[Edito] La justice française face aux cryptohackers : laxisme ou respect du principe de légalité ?
Dans un jugement rendu le 1er décembre 2023, la 13e chambre du tribunal correctionnel de Paris a relaxé deux prévenus poursuivis pour avoir soustrait plusieurs millions d’euros au protocole de finance décentralisé Platypus.
Une décision qui a suscité l’étonnement et les critiques, souvent teintées d’ironie, de la part de la communauté crypto sur le réseau social X laquelle a cru y déceler un blanc-seing donné par la justice française aux cryptohackers.

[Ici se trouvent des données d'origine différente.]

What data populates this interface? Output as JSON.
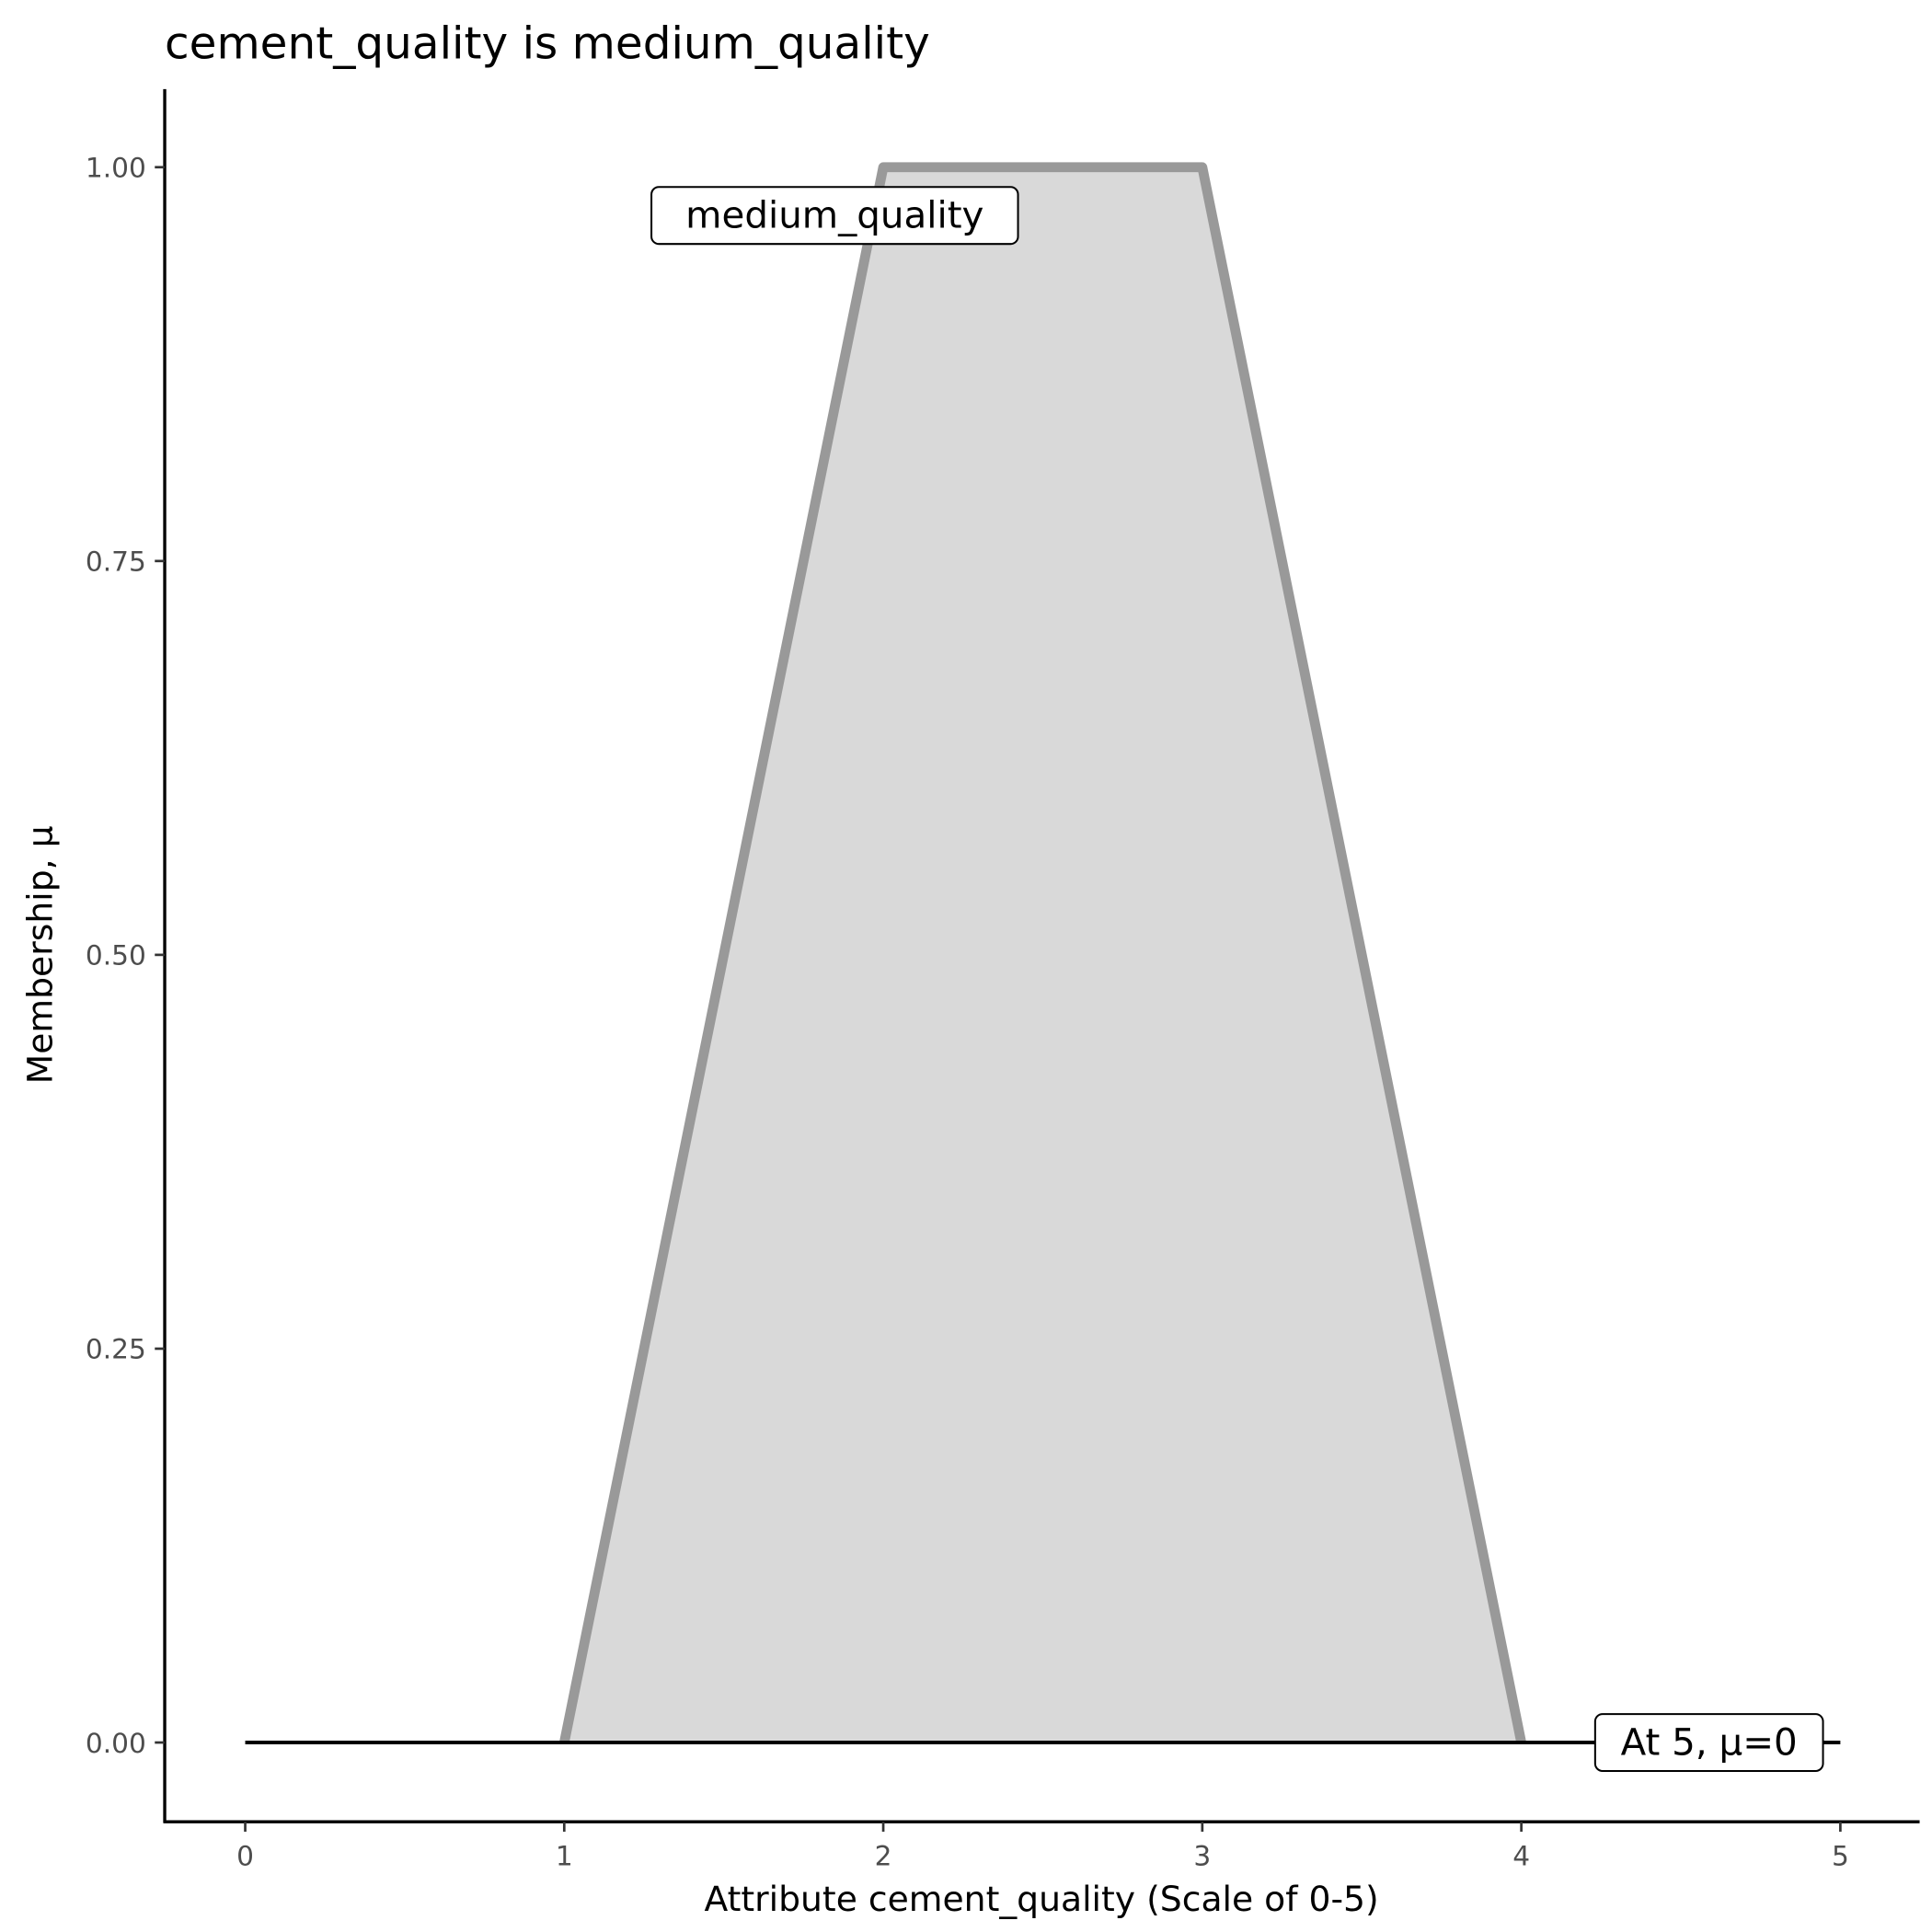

La réalité est toutefois plus nuancée à l’image de la notion de hack, laquelle peut renvoyer à des situations factuelles (et donc à des qualifications juridiques) très hétérogènes.
Doit-on traiter de façon identique l’utilisateur d’un protocole qui active (éventuellement de mauvaise foi) une fonctionnalité prévue et codée par un smart contract et celui qui accède et altère le fonctionnement technique d’un protocole pour y détourner des fonds à son profit ?
Code is (sometimes) law
L’interaction avec un protocole DeFi se limite bien souvent à la signature de transactions entre le portefeuille de l’utilisateur et le smart contract de l’application, sans qu’aucun document contractuel ou conditions générales d’utilisation du service ne soient formalisés entre les parties.

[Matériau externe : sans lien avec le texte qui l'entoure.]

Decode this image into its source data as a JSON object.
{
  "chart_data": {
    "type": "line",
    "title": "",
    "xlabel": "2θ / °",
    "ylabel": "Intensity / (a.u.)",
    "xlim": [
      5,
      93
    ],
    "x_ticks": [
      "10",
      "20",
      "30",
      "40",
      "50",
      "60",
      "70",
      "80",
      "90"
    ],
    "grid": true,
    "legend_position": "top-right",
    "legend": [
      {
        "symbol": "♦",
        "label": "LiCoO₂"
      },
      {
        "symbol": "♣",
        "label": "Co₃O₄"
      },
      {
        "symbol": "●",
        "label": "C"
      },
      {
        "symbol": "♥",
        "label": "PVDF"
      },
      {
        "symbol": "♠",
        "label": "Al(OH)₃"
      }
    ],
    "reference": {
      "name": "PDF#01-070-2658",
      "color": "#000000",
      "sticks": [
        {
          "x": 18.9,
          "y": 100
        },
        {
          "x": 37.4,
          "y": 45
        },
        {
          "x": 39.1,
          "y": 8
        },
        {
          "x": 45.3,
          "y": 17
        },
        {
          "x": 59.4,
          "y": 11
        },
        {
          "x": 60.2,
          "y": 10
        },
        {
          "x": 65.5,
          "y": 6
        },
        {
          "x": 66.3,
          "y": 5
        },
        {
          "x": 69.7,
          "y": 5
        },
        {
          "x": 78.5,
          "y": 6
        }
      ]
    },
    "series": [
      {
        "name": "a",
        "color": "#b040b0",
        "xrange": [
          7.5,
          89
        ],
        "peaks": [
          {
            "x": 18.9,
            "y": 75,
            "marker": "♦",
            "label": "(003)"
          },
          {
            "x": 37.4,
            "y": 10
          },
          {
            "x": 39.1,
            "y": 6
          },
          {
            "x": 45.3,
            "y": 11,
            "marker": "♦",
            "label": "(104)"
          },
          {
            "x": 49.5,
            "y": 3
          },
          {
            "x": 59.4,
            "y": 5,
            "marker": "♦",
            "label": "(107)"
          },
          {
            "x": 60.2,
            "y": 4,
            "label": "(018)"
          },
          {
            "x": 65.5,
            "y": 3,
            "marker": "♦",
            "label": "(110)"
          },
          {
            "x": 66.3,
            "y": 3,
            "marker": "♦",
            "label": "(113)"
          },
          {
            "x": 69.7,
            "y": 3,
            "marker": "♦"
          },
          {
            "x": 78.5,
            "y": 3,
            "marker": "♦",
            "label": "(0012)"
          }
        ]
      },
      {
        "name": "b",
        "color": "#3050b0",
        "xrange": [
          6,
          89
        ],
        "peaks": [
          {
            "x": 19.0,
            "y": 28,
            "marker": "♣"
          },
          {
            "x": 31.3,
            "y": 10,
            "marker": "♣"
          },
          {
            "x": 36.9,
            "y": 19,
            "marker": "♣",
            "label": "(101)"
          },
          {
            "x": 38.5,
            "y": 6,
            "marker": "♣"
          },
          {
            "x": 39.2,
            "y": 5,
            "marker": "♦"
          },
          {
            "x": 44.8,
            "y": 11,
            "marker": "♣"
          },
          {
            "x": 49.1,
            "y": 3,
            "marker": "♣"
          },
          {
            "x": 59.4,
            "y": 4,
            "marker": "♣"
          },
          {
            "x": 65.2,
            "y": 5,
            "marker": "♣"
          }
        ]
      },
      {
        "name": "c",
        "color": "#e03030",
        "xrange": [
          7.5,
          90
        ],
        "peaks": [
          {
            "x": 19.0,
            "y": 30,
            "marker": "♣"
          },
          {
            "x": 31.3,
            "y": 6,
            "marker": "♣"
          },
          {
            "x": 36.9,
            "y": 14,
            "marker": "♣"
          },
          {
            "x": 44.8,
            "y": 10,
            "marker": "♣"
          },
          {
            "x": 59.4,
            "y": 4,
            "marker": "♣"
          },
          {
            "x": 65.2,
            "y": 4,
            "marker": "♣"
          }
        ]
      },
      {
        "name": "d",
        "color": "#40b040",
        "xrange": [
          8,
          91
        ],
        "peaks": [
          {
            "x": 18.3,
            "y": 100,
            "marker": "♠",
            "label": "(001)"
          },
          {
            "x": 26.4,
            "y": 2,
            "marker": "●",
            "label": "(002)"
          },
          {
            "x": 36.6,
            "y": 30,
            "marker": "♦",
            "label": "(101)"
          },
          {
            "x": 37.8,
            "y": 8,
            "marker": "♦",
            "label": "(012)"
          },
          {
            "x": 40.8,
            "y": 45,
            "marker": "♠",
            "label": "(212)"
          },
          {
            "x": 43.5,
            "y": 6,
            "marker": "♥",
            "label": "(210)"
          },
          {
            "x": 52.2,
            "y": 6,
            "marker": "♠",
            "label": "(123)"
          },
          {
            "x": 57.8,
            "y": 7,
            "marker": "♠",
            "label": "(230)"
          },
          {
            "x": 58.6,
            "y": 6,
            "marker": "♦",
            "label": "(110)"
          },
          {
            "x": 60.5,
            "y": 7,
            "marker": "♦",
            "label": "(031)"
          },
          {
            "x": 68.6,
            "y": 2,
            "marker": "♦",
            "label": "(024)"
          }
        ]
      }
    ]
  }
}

Dans ces conditions, il apparaît complexe de déterminer clairement les droits et obligations de l’utilisateur et du protocole. En effet, en l’absence de formalisation de ceux-ci par écrit, l’on peut logiquement considérer que ce qu’un utilisateur peut techniquement faire pour interagir avec le protocole (sans frauduleusement accéder ou en altérer le fonctionnement) entre dans le champ de la relation contractuelle.

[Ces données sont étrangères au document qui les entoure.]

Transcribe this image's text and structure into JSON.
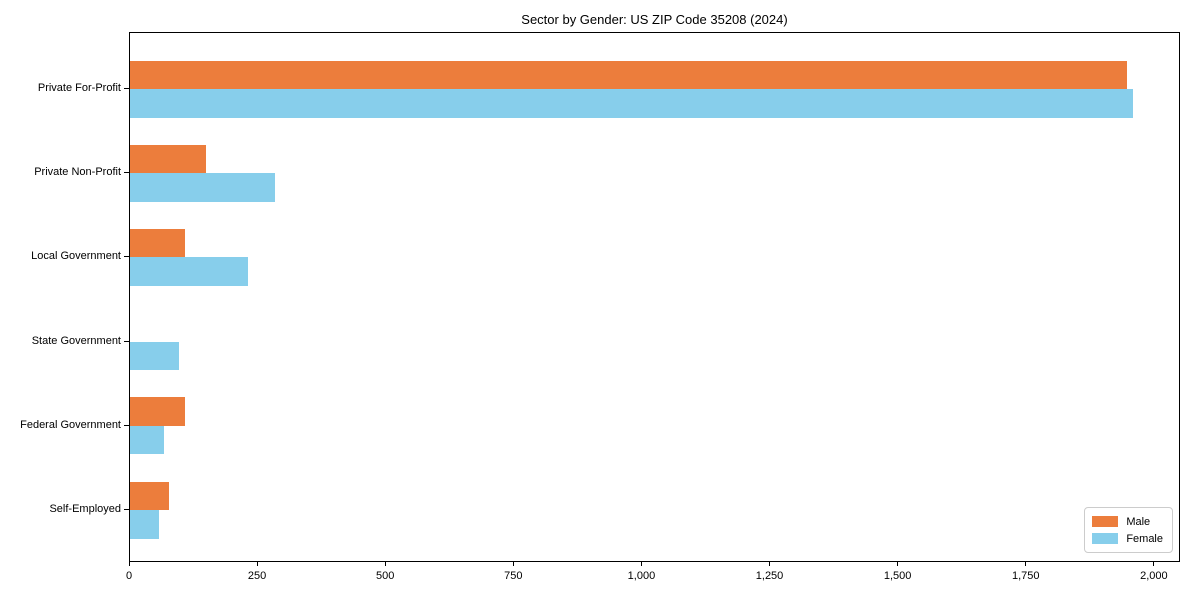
{
  "chart_data": {
    "type": "bar",
    "orientation": "horizontal",
    "title": "Sector by Gender: US ZIP Code 35208 (2024)",
    "xlabel": "",
    "ylabel": "",
    "grid": false,
    "xlim": [
      0,
      2051
    ],
    "categories": [
      "Private For-Profit",
      "Private Non-Profit",
      "Local Government",
      "State Government",
      "Federal Government",
      "Self-Employed"
    ],
    "series": [
      {
        "name": "Male",
        "color": "#ec7d3c",
        "values": [
          1950,
          148,
          107,
          0,
          107,
          76
        ]
      },
      {
        "name": "Female",
        "color": "#87ceeb",
        "values": [
          1962,
          283,
          230,
          96,
          66,
          57
        ]
      }
    ],
    "xticks": [
      {
        "value": 0,
        "label": "0"
      },
      {
        "value": 250,
        "label": "250"
      },
      {
        "value": 500,
        "label": "500"
      },
      {
        "value": 750,
        "label": "750"
      },
      {
        "value": 1000,
        "label": "1,000"
      },
      {
        "value": 1250,
        "label": "1,250"
      },
      {
        "value": 1500,
        "label": "1,500"
      },
      {
        "value": 1750,
        "label": "1,750"
      },
      {
        "value": 2000,
        "label": "2,000"
      }
    ],
    "legend": {
      "position": "lower right",
      "entries": [
        "Male",
        "Female"
      ]
    }
  }
}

Autrement dit, en l’absence de contrat écrit, c’est bien le code qui détermine les droits et obligations réciproques des parties ce qui, au passage, n’exclut nullement la caractérisation de fautes ou d’exécution contractuelles de mauvaise foi.
Une ébauche de jurisprudence
Comme nous l’avons récemment relevé à propos d’un jugement rendu le 21 juin 2023 par la même formation de jugement, ce n’est pas la première fois que le juge pénal refuse de qualifier pénalement de vol ou d’escroquerie une situation dans laquelle des fonds ont été obtenus par l’utilisation d’une fonctionnalité techniquement permise par le code bien que vraisemblablement non désirée.
Il est possible de déduire de ces deux jugements récents une première interprétation jurisprudentielle selon laquelle l’instance pénale ne doit pas constituer une session de rattrapage pour des projets dont le code n’a pas été correctement conçu et audité.
Reste à déterminer la frontière entre la manœuvre frauduleuse et la simple exploitation d’une caractéristique permise par le code. Hack ou feature telle est la question à laquelle les juges devront à nouveau se pencher lors du procès d’appel.